Materials for bulk acoustic wave (BAW) resonators and filters

Abstract

Abstract Thin film bulk acoustic wave (BAW) resonators and filters are appropriate for mobile communication systems operating at high frequencies between 1–10 GHz. The resonance frequency is mainly determined by the thickness of the piezoelectric layer. Piezoelectric films used for this application are, therefore, several 100 nm in thickness (up to approx. 2 μm) depending on frequency. Piezoelectric thin film materials used for bulk acoustic wave devices include AlN, ZnO thin films for small bandwidth applications and also PZT films for wide bandwidth applications.
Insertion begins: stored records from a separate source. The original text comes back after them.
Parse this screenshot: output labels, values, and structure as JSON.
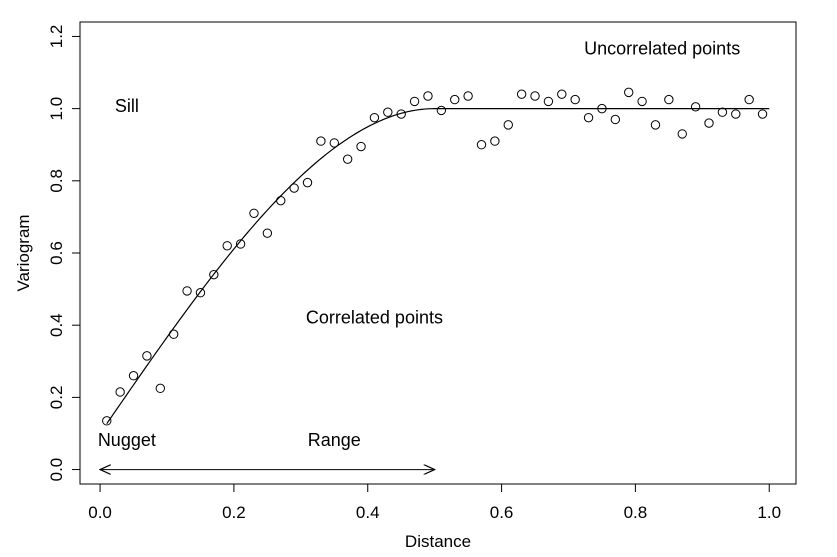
{
  "chart_data": {
    "type": "scatter",
    "title": "",
    "xlabel": "Distance",
    "ylabel": "Variogram",
    "xlim": [
      -0.03,
      1.04
    ],
    "ylim": [
      -0.04,
      1.24
    ],
    "x_ticks": [
      0.0,
      0.2,
      0.4,
      0.6,
      0.8,
      1.0
    ],
    "x_tick_labels": [
      "0.0",
      "0.2",
      "0.4",
      "0.6",
      "0.8",
      "1.0"
    ],
    "y_ticks": [
      0.0,
      0.2,
      0.4,
      0.6,
      0.8,
      1.0,
      1.2
    ],
    "y_tick_labels": [
      "0.0",
      "0.2",
      "0.4",
      "0.6",
      "0.8",
      "1.0",
      "1.2"
    ],
    "grid": false,
    "points": {
      "x": [
        0.01,
        0.03,
        0.05,
        0.07,
        0.09,
        0.11,
        0.13,
        0.15,
        0.17,
        0.19,
        0.21,
        0.23,
        0.25,
        0.27,
        0.29,
        0.31,
        0.33,
        0.35,
        0.37,
        0.39,
        0.41,
        0.43,
        0.45,
        0.47,
        0.49,
        0.51,
        0.53,
        0.55,
        0.57,
        0.59,
        0.61,
        0.63,
        0.65,
        0.67,
        0.69,
        0.71,
        0.73,
        0.75,
        0.77,
        0.79,
        0.81,
        0.83,
        0.85,
        0.87,
        0.89,
        0.91,
        0.93,
        0.95,
        0.97,
        0.99
      ],
      "y": [
        0.135,
        0.215,
        0.26,
        0.315,
        0.225,
        0.375,
        0.495,
        0.49,
        0.54,
        0.62,
        0.625,
        0.71,
        0.655,
        0.745,
        0.78,
        0.795,
        0.91,
        0.905,
        0.86,
        0.895,
        0.975,
        0.99,
        0.985,
        1.02,
        1.035,
        0.995,
        1.025,
        1.035,
        0.9,
        0.91,
        0.955,
        1.04,
        1.035,
        1.02,
        1.04,
        1.025,
        0.975,
        1.0,
        0.97,
        1.045,
        1.02,
        0.955,
        1.025,
        0.93,
        1.005,
        0.96,
        0.99,
        0.985,
        1.025,
        0.985
      ]
    },
    "model_curve": {
      "type": "spherical",
      "nugget": 0.1,
      "sill": 1.0,
      "range": 0.5,
      "x_start": 0.01,
      "x_end": 1.0
    },
    "range_arrow": {
      "x_from": 0.0,
      "x_to": 0.5,
      "y": 0.0
    },
    "annotations": {
      "sill": {
        "text": "Sill",
        "x": 0.04,
        "y": 0.99
      },
      "uncorrelated": {
        "text": "Uncorrelated points",
        "x": 0.84,
        "y": 1.15
      },
      "correlated": {
        "text": "Correlated points",
        "x": 0.41,
        "y": 0.405
      },
      "nugget": {
        "text": "Nugget",
        "x": 0.04,
        "y": 0.065
      },
      "range": {
        "text": "Range",
        "x": 0.35,
        "y": 0.065
      }
    }
  }
}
Within Philips piezoelectric AlN and PbZr x Ti 1− x O 3 (PZT) layers are investigated with respect to their potential for RF micro-electronic applications. High quality AlN films with strong c -axis orientation are achieved by optimum sputter deposition conditions and by applying suited nucleation layers. Electromechanical coupling factors k of 0.25±0.03, which are close to the bulk data, have been found in highly c-axis oriented AlN thin films. The relationship between sputter deposition conditions, AlN films structure on the one hand and electromechanical coupling factor k and relevant electrical parameters on the other hand will be discussed. A one-dimensional physical model is used to describe the bulk acoustic wave resonator's electrical impedance data accurately. Thin PZT films are grown via sol–gel processing. These films show high electromechanical coupling factor k of 0.3–0.6 and are therefore attractive for wide bandwidth filter applications.